What happens when forbearance ends?

One industry expert worries about the impact on the value of servicing – and suggests a solution inspired by a GFC-era program

What happens when forbearance ends?

While the mortgage market appears to be stabilizing from some initial shakiness due to the COVID-19 pandemic, one mortgage expert warns that more problems could lie ahead due to the record number of borrowers currently in forbearance.
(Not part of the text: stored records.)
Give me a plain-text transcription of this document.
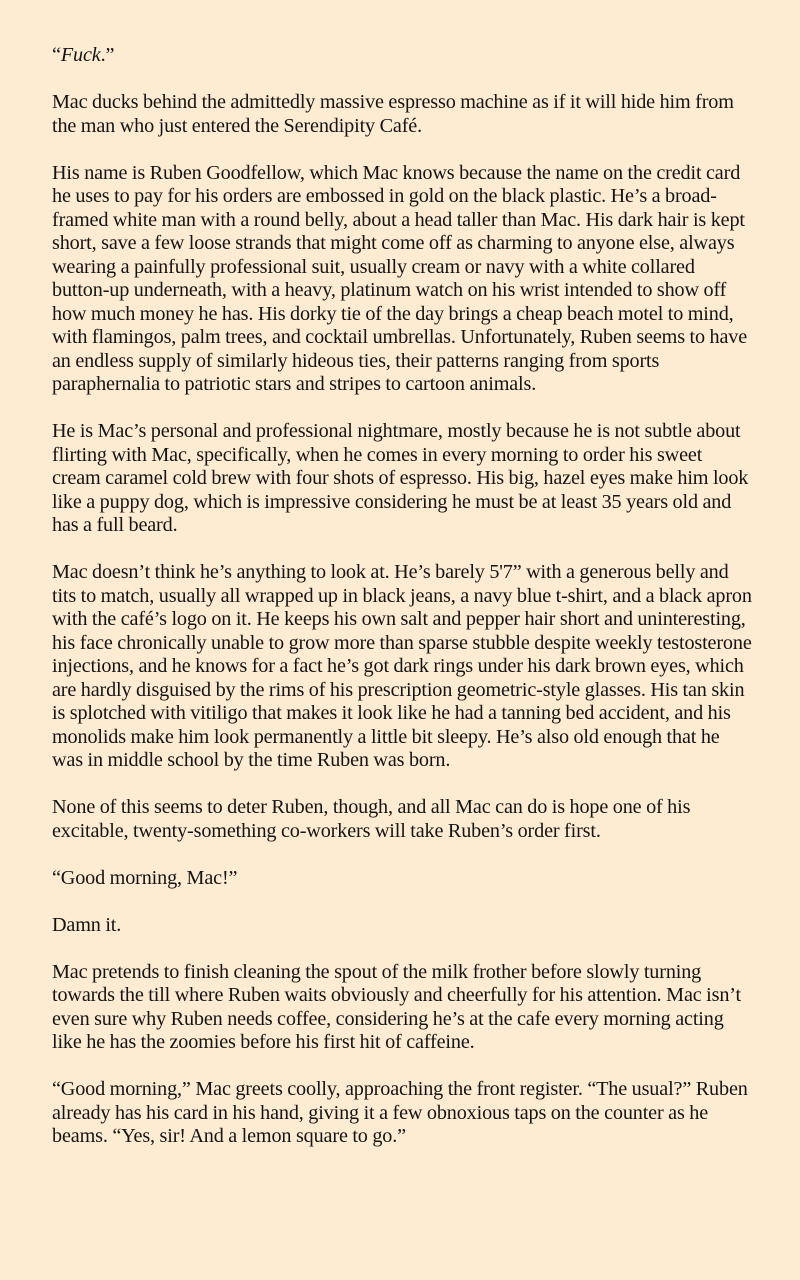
“Fuck.”

Mac ducks behind the admittedly massive espresso machine as if it will hide him from the man who just entered the Serendipity Café.

His name is Ruben Goodfellow, which Mac knows because the name on the credit card he uses to pay for his orders are embossed in gold on the black plastic. He’s a broad-framed white man with a round belly, about a head taller than Mac. His dark hair is kept short, save a few loose strands that might come off as charming to anyone else, always wearing a painfully professional suit, usually cream or navy with a white collared button-up underneath, with a heavy, platinum watch on his wrist intended to show off how much money he has. His dorky tie of the day brings a cheap beach motel to mind, with flamingos, palm trees, and cocktail umbrellas. Unfortunately, Ruben seems to have an endless supply of similarly hideous ties, their patterns ranging from sports paraphernalia to patriotic stars and stripes to cartoon animals.

He is Mac’s personal and professional nightmare, mostly because he is not subtle about flirting with Mac, specifically, when he comes in every morning to order his sweet cream caramel cold brew with four shots of espresso. His big, hazel eyes make him look like a puppy dog, which is impressive considering he must be at least 35 years old and has a full beard.

Mac doesn’t think he’s anything to look at. He’s barely 5'7” with a generous belly and tits to match, usually all wrapped up in black jeans, a navy blue t-shirt, and a black apron with the café’s logo on it. He keeps his own salt and pepper hair short and uninteresting, his face chronically unable to grow more than sparse stubble despite weekly testosterone injections, and he knows for a fact he’s got dark rings under his dark brown eyes, which are hardly disguised by the rims of his prescription geometric-style glasses. His tan skin is splotched with vitiligo that makes it look like he had a tanning bed accident, and his monolids make him look permanently a little bit sleepy. He’s also old enough that he was in middle school by the time Ruben was born.

None of this seems to deter Ruben, though, and all Mac can do is hope one of his excitable, twenty-something co-workers will take Ruben’s order first.

“Good morning, Mac!”

Damn it.

Mac pretends to finish cleaning the spout of the milk frother before slowly turning towards the till where Ruben waits obviously and cheerfully for his attention. Mac isn’t even sure why Ruben needs coffee, considering he’s at the cafe every morning acting like he has the zoomies before his first hit of caffeine.

“Good morning,” Mac greets coolly, approaching the front register. “The usual?” Ruben already has his card in his hand, giving it a few obnoxious taps on the counter as he beams. “Yes, sir! And a lemon square to go.”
“Independent mortgage bankers and wholesale lenders and the like have had to recover from what had to be a very challenging March, but I think that things will come back into line and normalize in the next couple of months,” said Rick Arvielo, CEO of New American Funding. “I think the bigger detrimental thing facing us is what’s going to happen with all the borrowers who are currently forborne, and how that’s going to impact the value of servicing, and in turn the value of loans.”

Arvielo criticized the initial uncertainty around how borrowers should catch up when their forbearance plans end.

“When this first started, your option was a lump sum, or if you did three months’ forbearance, you could do a 50% larger payment for six months to catch up,” he said. “Neither of those options were really realistic.”

The Federal Housing Finance Agency only clarified in April that borrowers would not be required to pay a lump sum when their forbearance plans ended.

Arvielo also called for loosening the restrictions on refinancing for borrowers in forbearance.

“Let’s somebody got a loan in 2018 or 2019. So they’re sitting on a 4.25% rate,” he said. “Well, now rates are as low as 2.75%. You go into forbearance, and when you come out, you’re still sitting at 4.25%. Can you refinance? Until recently, the answer was no – you had to make 12 timely payments. Now Fannie and Freddie are finally saying you have to make three timely payments and then refinance.”

Under the current guidance, borrowers can also refinance if they are in forbearance but have kept making their monthly payments.

Arvielo suggested that the GSEs should take a page from the Home Affordable Refinance Program (HARP), a now-expired government program to help underwater borrowers. HARP was set up by the FHFA in 2009, when many borrowers found themselves seriously underwater as a result of the 2008 housing meltdown. The program allowed borrowers to either lower their monthly mortgage payments or lower their interest rates, allowing them to build equity faster.

“What we’re advocating is sort of a modified HARP,” Arvielo said. “It was a huge success. It put so much money back in borrowers’ pockets, because they were doing the right thing – they were stating in their homes even though their homes were underwater.

“So if I’m at a 4.5% interest rate, and I didn’t make payments for six months, let me roll that sum up into the existing loan balance and refinance, just like HARP,” Arvielo said. “Your payment would likely be lower than it was without the forborne amount, and everybody wins. Fannie wins because they get that amount. The industry wins because we get to write a bunch of new loans, and the borrower wins because they get the lower rate.”